Category : News
Author: Esther Ashby-Coventry

A 67-year-old South Canterbury man made a formal complaint to the Royal New Zealand Navy about abuse he alleges he suffered while serving as a teenager, but a meeting with representatives has not resolved anything, he says.

The former captain's steward said he had decided to speak out about his experience, because he wants other victims to know they are not alone.

He said his whole life had been turned upside down after he was forced to perform sexual acts on a senior ranking person after joining the Navy as a 16-year-old.

Fifty years on, he says he is still suffering from the effects of that assault and others that followed, on ship.

He said he had made a formal complaint last year, but feels he has not been listened to, and the matter has been swept under the carpet by the Navy.

“They won’t give me the apology I think I deserve.”

Royal NZ Navy service medals the man received.

He said he had just left school when he was recruited for the Navy, becoming a captain’s steward after six months’ training at Tāmaki and Philomel, ​in Auckland in 1971.

He said he became aware of sexual abuse on the ship, after seeing another junior forced to perform a sexual act on a senior ranking person.

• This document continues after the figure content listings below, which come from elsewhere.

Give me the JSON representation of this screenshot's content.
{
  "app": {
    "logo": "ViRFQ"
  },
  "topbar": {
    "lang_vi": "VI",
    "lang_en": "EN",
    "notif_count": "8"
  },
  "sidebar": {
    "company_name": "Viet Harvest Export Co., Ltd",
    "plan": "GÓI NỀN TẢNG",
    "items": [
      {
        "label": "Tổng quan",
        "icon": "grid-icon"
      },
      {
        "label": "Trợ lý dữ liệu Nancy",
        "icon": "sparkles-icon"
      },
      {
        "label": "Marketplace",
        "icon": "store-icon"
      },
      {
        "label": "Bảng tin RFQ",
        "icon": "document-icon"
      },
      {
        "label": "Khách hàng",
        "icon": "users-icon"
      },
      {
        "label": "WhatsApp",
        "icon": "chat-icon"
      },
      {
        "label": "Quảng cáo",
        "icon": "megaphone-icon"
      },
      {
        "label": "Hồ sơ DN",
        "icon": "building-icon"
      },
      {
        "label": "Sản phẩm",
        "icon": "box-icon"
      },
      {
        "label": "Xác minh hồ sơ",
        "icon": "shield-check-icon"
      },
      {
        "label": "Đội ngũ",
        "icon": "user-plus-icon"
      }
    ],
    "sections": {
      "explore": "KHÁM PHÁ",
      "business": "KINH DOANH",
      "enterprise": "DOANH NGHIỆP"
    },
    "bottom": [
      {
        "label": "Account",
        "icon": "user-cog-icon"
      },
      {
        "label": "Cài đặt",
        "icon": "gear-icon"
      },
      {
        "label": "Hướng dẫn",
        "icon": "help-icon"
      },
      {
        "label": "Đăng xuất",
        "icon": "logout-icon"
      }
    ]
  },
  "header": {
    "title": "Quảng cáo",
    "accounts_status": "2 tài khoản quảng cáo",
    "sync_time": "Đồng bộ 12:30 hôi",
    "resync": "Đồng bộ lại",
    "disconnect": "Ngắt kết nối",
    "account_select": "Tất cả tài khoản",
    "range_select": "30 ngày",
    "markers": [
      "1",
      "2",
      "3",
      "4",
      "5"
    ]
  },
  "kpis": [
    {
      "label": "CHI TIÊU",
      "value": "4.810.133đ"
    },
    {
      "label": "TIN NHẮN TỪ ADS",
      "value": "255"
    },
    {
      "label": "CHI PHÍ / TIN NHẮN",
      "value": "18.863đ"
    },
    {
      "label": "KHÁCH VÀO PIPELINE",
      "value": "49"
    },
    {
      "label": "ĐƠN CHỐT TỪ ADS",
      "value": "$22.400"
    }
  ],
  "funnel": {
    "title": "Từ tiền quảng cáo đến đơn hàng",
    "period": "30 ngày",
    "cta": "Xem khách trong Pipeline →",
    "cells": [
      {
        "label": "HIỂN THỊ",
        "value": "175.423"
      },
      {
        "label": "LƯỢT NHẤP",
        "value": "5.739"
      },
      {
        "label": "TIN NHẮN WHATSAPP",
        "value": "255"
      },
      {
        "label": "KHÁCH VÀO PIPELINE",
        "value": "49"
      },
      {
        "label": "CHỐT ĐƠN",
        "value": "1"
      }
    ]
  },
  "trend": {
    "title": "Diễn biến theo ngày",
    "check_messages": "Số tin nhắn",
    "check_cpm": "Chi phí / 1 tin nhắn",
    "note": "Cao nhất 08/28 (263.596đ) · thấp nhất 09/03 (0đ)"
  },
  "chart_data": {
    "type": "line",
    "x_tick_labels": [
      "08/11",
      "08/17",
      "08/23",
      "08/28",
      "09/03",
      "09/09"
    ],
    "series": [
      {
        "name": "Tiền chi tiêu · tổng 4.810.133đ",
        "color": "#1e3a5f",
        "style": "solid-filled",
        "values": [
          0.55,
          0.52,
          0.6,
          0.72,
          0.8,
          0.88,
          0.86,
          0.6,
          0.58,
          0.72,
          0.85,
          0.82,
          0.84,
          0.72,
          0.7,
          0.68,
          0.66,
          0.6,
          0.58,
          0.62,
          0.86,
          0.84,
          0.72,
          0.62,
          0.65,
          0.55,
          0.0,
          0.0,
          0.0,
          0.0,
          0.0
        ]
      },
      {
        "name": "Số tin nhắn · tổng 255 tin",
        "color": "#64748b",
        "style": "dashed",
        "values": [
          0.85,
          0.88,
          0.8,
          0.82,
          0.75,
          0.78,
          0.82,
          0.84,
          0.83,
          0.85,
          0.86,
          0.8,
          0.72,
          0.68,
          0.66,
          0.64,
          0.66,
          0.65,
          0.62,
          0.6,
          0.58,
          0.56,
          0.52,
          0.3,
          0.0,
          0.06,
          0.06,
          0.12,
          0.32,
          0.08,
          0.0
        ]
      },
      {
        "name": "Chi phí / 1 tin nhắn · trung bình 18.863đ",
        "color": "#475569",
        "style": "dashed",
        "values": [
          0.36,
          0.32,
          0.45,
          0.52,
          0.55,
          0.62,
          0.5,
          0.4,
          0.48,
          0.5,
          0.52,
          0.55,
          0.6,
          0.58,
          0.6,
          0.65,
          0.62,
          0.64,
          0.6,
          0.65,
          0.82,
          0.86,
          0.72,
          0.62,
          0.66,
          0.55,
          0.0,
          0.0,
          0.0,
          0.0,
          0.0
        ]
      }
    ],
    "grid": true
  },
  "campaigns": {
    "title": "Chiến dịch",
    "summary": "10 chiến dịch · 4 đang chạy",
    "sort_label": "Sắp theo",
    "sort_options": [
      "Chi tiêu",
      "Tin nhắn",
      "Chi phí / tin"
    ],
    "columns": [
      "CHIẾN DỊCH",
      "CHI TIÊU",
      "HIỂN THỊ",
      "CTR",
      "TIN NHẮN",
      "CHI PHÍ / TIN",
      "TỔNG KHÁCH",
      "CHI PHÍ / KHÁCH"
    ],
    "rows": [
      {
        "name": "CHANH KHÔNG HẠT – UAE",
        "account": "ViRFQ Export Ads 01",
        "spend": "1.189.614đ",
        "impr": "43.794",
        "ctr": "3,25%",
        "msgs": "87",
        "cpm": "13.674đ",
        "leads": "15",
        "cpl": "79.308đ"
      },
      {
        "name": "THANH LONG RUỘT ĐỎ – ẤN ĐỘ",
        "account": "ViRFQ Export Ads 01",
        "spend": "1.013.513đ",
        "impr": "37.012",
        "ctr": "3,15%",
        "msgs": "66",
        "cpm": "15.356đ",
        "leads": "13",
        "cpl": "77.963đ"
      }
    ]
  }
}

He said he had pretended to be asleep at the time, but believe another person – more senior ranking than he – had also witnessed the incident.

“I didn’t know what was going on. I didn’t know what sex was then,” he said.

Instead of the perpetrator being put off ship, the victim was moved onto another Navy vessel a few days later.

“We never saw the young fella again. If they had put the instigator off, then it wouldn’t have happened to me. Instead of hiding it, the Navy needs to take some responsibility. I wonder how different my life would be if they had got rid of him [the perpetrator] then.”

He said he had tried to contact the other victim years later, but never found him.

The man says the abuse he suffered as a teenager turned his entire life upside down.

He said the sexual assaults occurred when few or no people were around, as there were only about six of them who lived in the mess. Often the incidents happened when the perpetrator was intoxicated after being on shore, he said.

He said he applied for a medical discharge after three years, when he realised he could not stop what was happening to him and felt no-one would help or believe him.

He pretended his asthma was worsening and was medically discharged, after being assessed. He went on to work in hospitality and counsel people with Aids, as well as working with young people who had been abused.

“I helped victims to feel important and clean again ... I buried what happened to me and never told anyone until last year. I should have concentrated on myself.”

After having nightmares, he would wake with scratches all over his body.

His life has been fraught with relationships that didn’t last; anxiety, stress, depression, self-harming, two overdoses, and post-traumatic stress disorder.

“A lot of days I wished I hadn’t survived.”

In the past few years, he said he has had the occasional collapse, believed to be caused by years of anxiety and stress.

In 2020, he finally gathered the strength to tell some family, as well as a few close civilian and ex-Navy friends about what he had been through.

“This has affected my whole life. I felt sick, dirty and ashamed and hoped the feelings would go away, but they didn’t.”

He lodged an official complaint with the Ministry of Defence in November 2020.

No one responded to his complaint until May, six months later, he said. A meeting was then arranged with representatives of the Navy.

A Royal New Zealand Navy ship trains in the Hauraki Gulf in 2020.

The meeting, which was held in Timaru in June, 2021, had left him feeling empty and insulted and he was not confident anything would change.

“They offered to give me a book and a plaque. How was that supposed to help?”

His had decided to speak out publicly so anyone else who had suffered would know they were not alone.

“I want peace of mind and closure and I want to leave a letter of apology from the Navy for my daughter, so she can understand what was wrong with her dad.”

A New Zealand Defence Force (NZDF) spokesman would not comment on whether an apology was likely, but said the force was continuing to engage with the man over the matter.

“The NZDF does not yet have a formalised procedure for dealing with historic complaints and has contracted an external barrister to develop a process for NZDF to support ex-serving members who experienced sexual violence.”

The spokesman said the NZDF established Operation Respect in 2016 to eliminate harmful and inappropriate behaviour. An independent review of the programme, released in 2020, had 44 recommendations including increasing trust in the processes. The NZDF had implemented some of those recommendations and was considering others, he said.

“The NZDF is committed to ensuring victims of sexual assault are provided the appropriate support. The NZDF encourages any member of the Armed Forces who is currently serving who is a victim of sexual assault to seek support from a Sexual Assault Prevention Response advisers (Sapra), report the incident to a member of their command team or report the incident to the New Zealand Police.”